Prokrastination kann vielfältige und bei jedem Menschen andere, teils tief greifende Ursachen haben. Da helfen dann auch wohlgemeinte Ratschläge nicht weiter, sondern es muss konkret an den entsprechenden Ursachen gearbeitet werden. So lange das Aufschieben allerdings keine extremen Ausmaße annimmt, hilft eine vernünftige Zeitplanung, Zielsetzung und die Unterstützung von Anderen erheblich.
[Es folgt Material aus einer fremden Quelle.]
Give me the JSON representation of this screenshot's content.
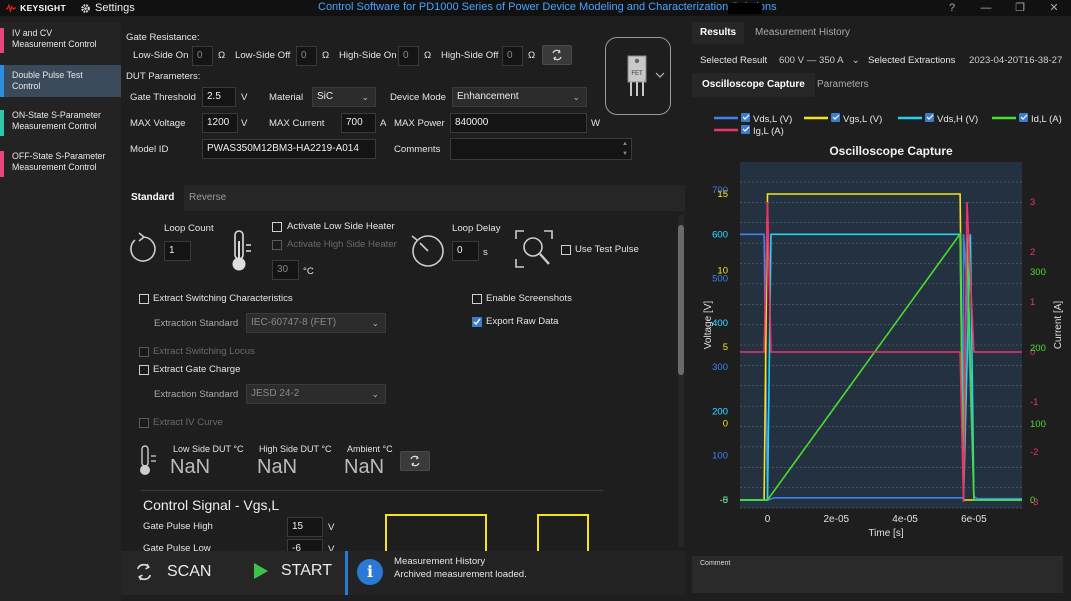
{
  "titlebar": {
    "logo": "KEYSIGHT",
    "settings": "Settings",
    "title": "Control Software for PD1000 Series of Power Device Modeling and Characterization Solutions",
    "help": "?",
    "minimize": "—",
    "restore": "❐",
    "close": "✕"
  },
  "nav": {
    "items": [
      {
        "label": "IV and CV\nMeasurement Control",
        "color": "#e8457a"
      },
      {
        "label": "Double Pulse Test\nControl",
        "color": "#2b8fe0"
      },
      {
        "label": "ON-State S-Parameter\nMeasurement Control",
        "color": "#2fc7a6"
      },
      {
        "label": "OFF-State S-Parameter\nMeasurement Control",
        "color": "#e8457a"
      }
    ]
  },
  "config": {
    "gate_resistance_label": "Gate Resistance:",
    "low_side_on_label": "Low-Side On",
    "low_side_on_value": "0",
    "low_side_off_label": "Low-Side Off",
    "low_side_off_value": "0",
    "high_side_on_label": "High-Side On",
    "high_side_on_value": "0",
    "high_side_off_label": "High-Side Off",
    "high_side_off_value": "0",
    "ohm": "Ω",
    "dut_params_label": "DUT Parameters:",
    "gate_threshold_label": "Gate Threshold",
    "gate_threshold_value": "2.5",
    "volt_unit": "V",
    "material_label": "Material",
    "material_value": "SiC",
    "device_mode_label": "Device Mode",
    "device_mode_value": "Enhancement",
    "max_voltage_label": "MAX Voltage",
    "max_voltage_value": "1200",
    "max_current_label": "MAX Current",
    "max_current_value": "700",
    "amp_unit": "A",
    "max_power_label": "MAX Power",
    "max_power_value": "840000",
    "watt_unit": "W",
    "model_id_label": "Model ID",
    "model_id_value": "PWAS350M12BM3-HA2219-A014",
    "comments_label": "Comments",
    "fet_label": "FET"
  },
  "tabs": {
    "standard": "Standard",
    "reverse": "Reverse"
  },
  "standard": {
    "loop_count_label": "Loop Count",
    "loop_count_value": "1",
    "activate_low_heater": "Activate Low Side Heater",
    "activate_high_heater": "Activate High Side Heater",
    "heater_temp_value": "30",
    "celsius": "°C",
    "loop_delay_label": "Loop Delay",
    "loop_delay_value": "0",
    "sec_unit": "s",
    "use_test_pulse": "Use Test Pulse",
    "extract_switching": "Extract Switching Characteristics",
    "extraction_standard_label": "Extraction Standard",
    "extraction_standard_1": "IEC-60747-8 (FET)",
    "enable_screenshots": "Enable Screenshots",
    "export_raw": "Export Raw Data",
    "extract_locus": "Extract Switching Locus",
    "extract_gate_charge": "Extract Gate Charge",
    "extraction_standard_2": "JESD 24-2",
    "extract_iv": "Extract IV Curve",
    "low_dut_label": "Low Side DUT °C",
    "high_dut_label": "High Side DUT °C",
    "ambient_label": "Ambient °C",
    "low_dut_value": "NaN",
    "high_dut_value": "NaN",
    "ambient_value": "NaN",
    "control_signal_title": "Control Signal - Vgs,L",
    "gate_pulse_high_label": "Gate Pulse High",
    "gate_pulse_high_value": "15",
    "gate_pulse_low_label": "Gate Pulse Low",
    "gate_pulse_low_value": "-6"
  },
  "bottom": {
    "scan": "SCAN",
    "start": "START",
    "msg_title": "Measurement History",
    "msg_body": "Archived measurement loaded."
  },
  "right": {
    "tab_results": "Results",
    "tab_history": "Measurement History",
    "selected_result_label": "Selected Result",
    "selected_result_value": "600 V — 350 A",
    "selected_extractions_label": "Selected Extractions",
    "selected_extractions_value": "2023-04-20T16-38-27",
    "tab_osc": "Oscilloscope Capture",
    "tab_params": "Parameters",
    "comment_label": "Comment"
  },
  "chart_data": {
    "type": "line",
    "title": "Oscilloscope Capture",
    "xlabel": "Time [s]",
    "ylabel_left": "Voltage [V]",
    "ylabel_right": "Current [A]",
    "xlim": [
      -8e-06,
      7.4e-05
    ],
    "x_ticks": [
      "0",
      "2e-05",
      "4e-05",
      "6e-05"
    ],
    "legend_position": "top",
    "legend": [
      {
        "name": "Vds,L (V)",
        "color": "#3b82f6"
      },
      {
        "name": "Vgs,L (V)",
        "color": "#f5e418"
      },
      {
        "name": "Vds,H (V)",
        "color": "#22d3ee"
      },
      {
        "name": "Id,L (A)",
        "color": "#4ade2c"
      },
      {
        "name": "Ig,L (A)",
        "color": "#f0326a"
      }
    ],
    "left_tick_groups": [
      {
        "color": "#3b82f6",
        "ticks": [
          "700",
          "600",
          "500",
          "400",
          "300",
          "200",
          "100",
          "0"
        ]
      },
      {
        "color": "#f5e418",
        "ticks": [
          "15",
          "10",
          "5",
          "0",
          "-5"
        ]
      },
      {
        "color": "#22d3ee",
        "ticks": [
          "600",
          "400",
          "200",
          "0"
        ]
      }
    ],
    "right_tick_groups": [
      {
        "color": "#f0326a",
        "ticks": [
          "3",
          "2",
          "1",
          "0",
          "-1",
          "-2",
          "-3"
        ]
      },
      {
        "color": "#4ade2c",
        "ticks": [
          "300",
          "200",
          "100",
          "0"
        ]
      }
    ],
    "series": [
      {
        "name": "Vds,L (V)",
        "color": "#3b82f6",
        "x": [
          -8e-06,
          -1e-06,
          0,
          2e-06,
          5.7e-05,
          5.7e-05,
          5.8e-05,
          6e-05,
          6.1e-05,
          7.4e-05
        ],
        "y": [
          600,
          600,
          0,
          5,
          5,
          600,
          480,
          8,
          3,
          3
        ]
      },
      {
        "name": "Vgs,L (V)",
        "color": "#f5e418",
        "x": [
          -8e-06,
          -1e-06,
          0,
          3e-06,
          5.6e-05,
          5.7e-05,
          6e-05,
          6.1e-05,
          7.4e-05
        ],
        "y": [
          -5,
          -5,
          15,
          15,
          15,
          -5,
          -5,
          -5,
          -5
        ]
      },
      {
        "name": "Vds,H (V)",
        "color": "#22d3ee",
        "x": [
          -8e-06,
          0,
          1e-06,
          5.6e-05,
          5.7e-05,
          5.9e-05,
          6e-05,
          7.4e-05
        ],
        "y": [
          0,
          0,
          600,
          600,
          0,
          600,
          0,
          0
        ]
      },
      {
        "name": "Id,L (A)",
        "color": "#4ade2c",
        "x": [
          -8e-06,
          0,
          5.6e-05,
          5.7e-05,
          5.8e-05,
          6e-05,
          6.1e-05,
          7.4e-05
        ],
        "y": [
          0,
          0,
          350,
          0,
          350,
          0,
          0,
          0
        ]
      },
      {
        "name": "Ig,L (A)",
        "color": "#f0326a",
        "x": [
          -8e-06,
          -1e-06,
          0,
          1e-06,
          5.6e-05,
          5.7e-05,
          5.8e-05,
          6e-05,
          7.4e-05
        ],
        "y": [
          0,
          0,
          3,
          0,
          0,
          -3,
          3,
          0,
          0
        ]
      }
    ]
  }
}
Am Schluss habe ich es dann doch geschafft, termingerecht mein Buch fertig zu stellen. Dazu musste ich einige Perfektionsgedanken loslassen und diverse Aufschiebephasen überwinden. Das gelang hauptsächlich durch das Ziel vor Augen: das Buch in Händen zu halten. Bevor Sie jetzt stur auf Ihre Ziele hinarbeiten, vergessen Sie aber nicht: halten Sie sich ebenfalls vor Augen, warum sie diese erreichen wollen. Das kann ein ganz simpler Gedanke oder eine komplexe Kombination aus Gründen sein. Was ist Ihr persönlicher Grund? Diese Motivation ist viel stärker als das Bild des Zieles alleine.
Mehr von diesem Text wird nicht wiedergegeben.